In FIG. 8, a toilet is shown in which the distance between the slide blade 66 and the base 84 is at a maximum. This maximum distance is achieved by a cavity 96, which is much longer than the cavity 81 in the bowl 12 shown in FIG. 7, and the bowl 12 is of a maximum height. In this cavity 96, a slip tube 98 is provided to accommodate the increased height of the cavity 96. The upper end of the slip tube 98 is provided with a seal 100 that is identical to the seal 90 in FIG. 7 and which telescopingly receives tubular section 92. The lower end of slip tube 98 is dimensioned to be the same as tubular section 92 and is telescopingly received in tubular section 86, sealingly engaged by seal 90. As such, the slip tube 98 allows the exact same parts to be used with a low height toilet 10 as with a “taller” height toilet 10 while providing a leak proof path for water from the bowl 12 to the floor mounted pipe 94. Like parts in FIGS. 7 and 8 are identified by similar numerals.
The use of the seals 90 and 100 in the toilets shown in FIGS. 7 and 8 enable the manufacture of leak proof passages in the bowls 12 even though the bowls are not of a consistent size because of the inherent characteristics of china clay.
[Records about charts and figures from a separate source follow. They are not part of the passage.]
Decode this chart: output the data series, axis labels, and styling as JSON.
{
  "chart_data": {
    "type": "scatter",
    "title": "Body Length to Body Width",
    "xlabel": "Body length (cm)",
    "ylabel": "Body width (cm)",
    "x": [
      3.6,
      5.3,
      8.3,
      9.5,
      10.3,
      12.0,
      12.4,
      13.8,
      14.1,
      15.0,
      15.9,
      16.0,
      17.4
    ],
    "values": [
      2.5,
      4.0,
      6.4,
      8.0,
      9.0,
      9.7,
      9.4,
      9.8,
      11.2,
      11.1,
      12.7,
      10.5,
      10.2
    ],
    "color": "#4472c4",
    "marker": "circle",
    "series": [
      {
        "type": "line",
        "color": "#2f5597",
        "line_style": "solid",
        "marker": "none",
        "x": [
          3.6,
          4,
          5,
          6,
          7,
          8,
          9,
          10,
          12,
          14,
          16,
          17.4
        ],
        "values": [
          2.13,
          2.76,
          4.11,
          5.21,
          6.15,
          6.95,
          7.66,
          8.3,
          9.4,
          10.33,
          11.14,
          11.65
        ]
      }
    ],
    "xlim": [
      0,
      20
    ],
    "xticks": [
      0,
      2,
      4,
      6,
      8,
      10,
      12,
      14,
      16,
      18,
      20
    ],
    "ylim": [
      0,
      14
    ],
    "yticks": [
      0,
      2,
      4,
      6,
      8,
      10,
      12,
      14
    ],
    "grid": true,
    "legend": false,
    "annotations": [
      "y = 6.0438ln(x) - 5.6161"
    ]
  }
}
In the use of the toilet 10, to institute full flush activation, the user depresses the button 54 on the pad 52 which is connected by wiring 59 to the circuit board assembly 58 which includes a microprocessor which signals to the dual solenoid water valve 60 which operates to alternately open and close the nozzles 30 and 32 and that sequence continues until the control board 58 times out. During the providing of water from the nozzles 30 and 32, the circuit board assembly 58 also activates the motor 70 to cause the slide blade 66 to open, removing all contents from the bowl 12. After a set amount of time, the circuit board assembly 58 also causes the motor 70 to close the slide blade 66. In case it is desired to clean the flush system, the button 56 can be repeatedly depressed to flush the system to the satisfaction of the user.
To add water to the bowl either before or following the full flushing of the toilet 10, a second button 56 can be depressed thereby signaling the circuit board assembly 58 to open both of the nozzles 30 and 32 at the same time so as to add more flush water to the bowl 12 in a very short time.
In light of the above, it is seen that this toilet 10 provides a china bowl 12 that can operate to uniformly wet the inside of the bowl 12 during a flushing operation. A modern electronically controlled flush water system provides for alternate flushing water on the contoured ledges 20 and 22 on the inside of the bowl. Similarly, the clutch drive for the slide valve 66 ensures a long life for the valve 66.